Free agent
- Relief pitcher
- Born: August 30, 1990 (age 35) Williamsburg, Virginia, U.S.
- Bats: RightThrows: Right
- Stats at Baseball Reference

= Mark Montgomery (baseball) =

Mark Montgomery (born August 30, 1990) is an American minor league baseball pitcher who is a free agent.

A native of Williamsburg, Virginia, Montgomery attended Bruton High School, and was drafted by the Yankees out of Longwood University in the 11th round of the 2011 MLB draft. He won the Yankees' Kevin Lawn Award for 2012.

==Career==
===New York Yankees===
Montgomery began his career with the Low–A Staten Island Yankees of the New York–Penn League in 2011, where he pitched four games before being promoted to the Single–A Charleston RiverDogs for the rest of the year. The day after his promotion, Montgomery record five strikeouts in one inning. Between the two teams, he had a 1.91 ERA, 51 strikeouts, 13 walks, and 15 saves in 26 games with 28.1 innings pitched, with no win-loss record.

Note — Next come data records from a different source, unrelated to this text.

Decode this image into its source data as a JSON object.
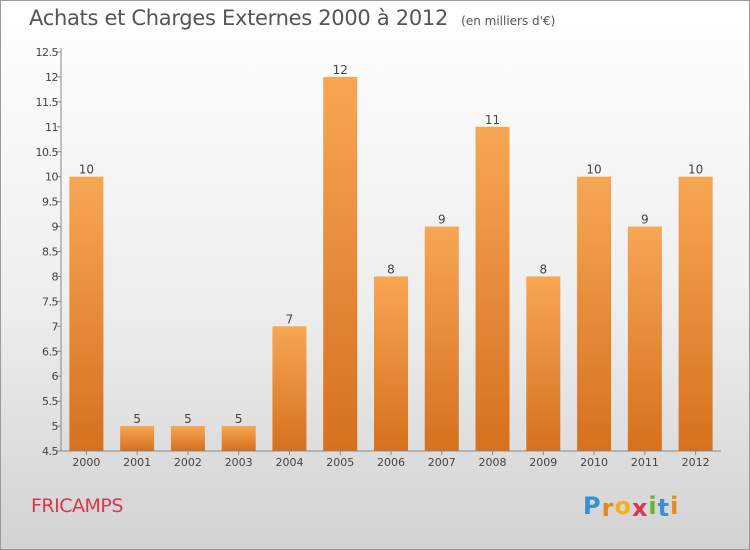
{
  "chart_data": {
    "type": "bar",
    "title": "Achats et Charges Externes 2000 à 2012",
    "subtitle": "(en milliers d'€)",
    "categories": [
      "2000",
      "2001",
      "2002",
      "2003",
      "2004",
      "2005",
      "2006",
      "2007",
      "2008",
      "2009",
      "2010",
      "2011",
      "2012"
    ],
    "values": [
      10,
      5,
      5,
      5,
      7,
      12,
      8,
      9,
      11,
      8,
      10,
      9,
      10
    ],
    "data_labels": [
      "10",
      "5",
      "5",
      "5",
      "7",
      "12",
      "8",
      "9",
      "11",
      "8",
      "10",
      "9",
      "10"
    ],
    "ylim": [
      4.5,
      12.5
    ],
    "yticks": [
      "4.5",
      "5",
      "5.5",
      "6",
      "6.5",
      "7",
      "7.5",
      "8",
      "8.5",
      "9",
      "9.5",
      "10",
      "10.5",
      "11",
      "11.5",
      "12",
      "12.5"
    ],
    "grid": false,
    "legend": "none",
    "bar_color_top": "#f7a654",
    "bar_color_bottom": "#d6701d"
  },
  "footer": {
    "place": "FRICAMPS",
    "brand": "Proxiti",
    "brand_letters": [
      "P",
      "r",
      "o",
      "x",
      "i",
      "t",
      "i"
    ],
    "brand_colors": [
      "#3a8fd0",
      "#e08a1e",
      "#f2b21c",
      "#d9364f",
      "#6ab22e",
      "#3a8fd0",
      "#e08a1e"
    ]
  }
}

In 2012, Montgomery started the season with the Yankees' High–A affiliate, the Tampa Yankees, before earning a promotion to the Trenton Thunder, the organization's Double-A affiliate. He was selected as a Florida State League Mid-Season All-Star. Between the two levels, Montgomery went 7-2 with a stellar 1.54 ERA in 46 games/64.1 innings pitched with 99 strikeouts, 22 walks, and 15 saves once again. He also pitched in the Arizona Fall League that year, appearing in the Rising Stars game and being named to the AFL All-Prospect Team.

Before the 2013 season, Baseball Prospectus ranked Montgomery the Yankees' 9th best prospect. MLB.com places him as the team's 8th best prospect. He started the year with the Triple-A Scranton/Wilkes-Barre RailRiders, but dealt with a loss in velocity that the organization blamed on a poor conditioning regimen in the offseason. He dealt with shoulder fatigue and had three different stints on the disabled list that year. For the season, his ERA regressed to 3.38 in 45.1 innings over 29 games (including four games with the GCL Yankees). He still struck out 59 batters, but walked 25 while dealing with command issues.

Despite being healthy again in 2014, Montgomery's velocity didn't return and he relied heavily on his slider. He was ultimately demoted to Double-A when the Yankees signed Heath Bell to a minor league deal in June. For the season between the two teams, he held a 2-1 record, 2.10 ERA (including a microscopic 0.81 for Trenton), 51 strikeouts, 26 walks, and 4 saves in 51.1 innings pitched.

Montgomery was not invited to big league camp in 2015 and began the season in Double-A Trenton. He allowed two runs and struck out 13 in 12 innings, seeing his velocity return to the low 90s. He earned a promotion back to Scranton in May but spent the season bouncing between the two levels. Overall, he accumulated a 2.66 ERA, 17 saves, 53 strikeouts, and 17 walks in 50.2 innings. He pitched in the Venezuelan Winter League in the offseason.

Montgomery was added to big league camp in 2016. He once again spent the season split between Trenton and Scranton, pitching to a 2.56 ERA, striking out 63 and walking 22 in 45.2 innings. He also pitched for Scranton in the International League championship series. The Yankees released him on March 31, 2017.

===St. Louis Cardinals===
Montgomery then signed a minor league contract with the St. Louis Cardinals organization. In 46 games for the Triple–A Memphis Redbirds, he registered a 5–1 record and 2.43 ERA with 73 strikeouts and 5 saves in 66 2/3 innings pitched. He elected free agency following the season on November 6.

===Detroit Tigers===
He signed a minor league contract with the Detroit Tigers on November 25, 2017. The deal included an invitation to the Tigers' 2018 spring training camp. Montgomery was assigned to the Triple-A Toledo Mud Hens, where he made 12 appearances with a 1.98 ERA in 13 2/3 innings pitched. He was released on July 8, 2018, reportedly after suffering a potentially season-ending elbow injury.

===Boston Red Sox===
On July 20, 2018, Montgomery signed with the Boston Red Sox, in a minor league deal to run through the 2019 season. In August, Montgomery pitched for the Gulf Coast League Red Sox and the High–A Salem Red Sox on rehabilitation assignments, making two relief appearances with each team and allowing a total of four earned runs in 3 2/3 innings pitched.

Montgomery started the 2019 season on the injured list with the Triple-A Pawtucket Red Sox. He was released from the Red Sox organization on May 16, 2019.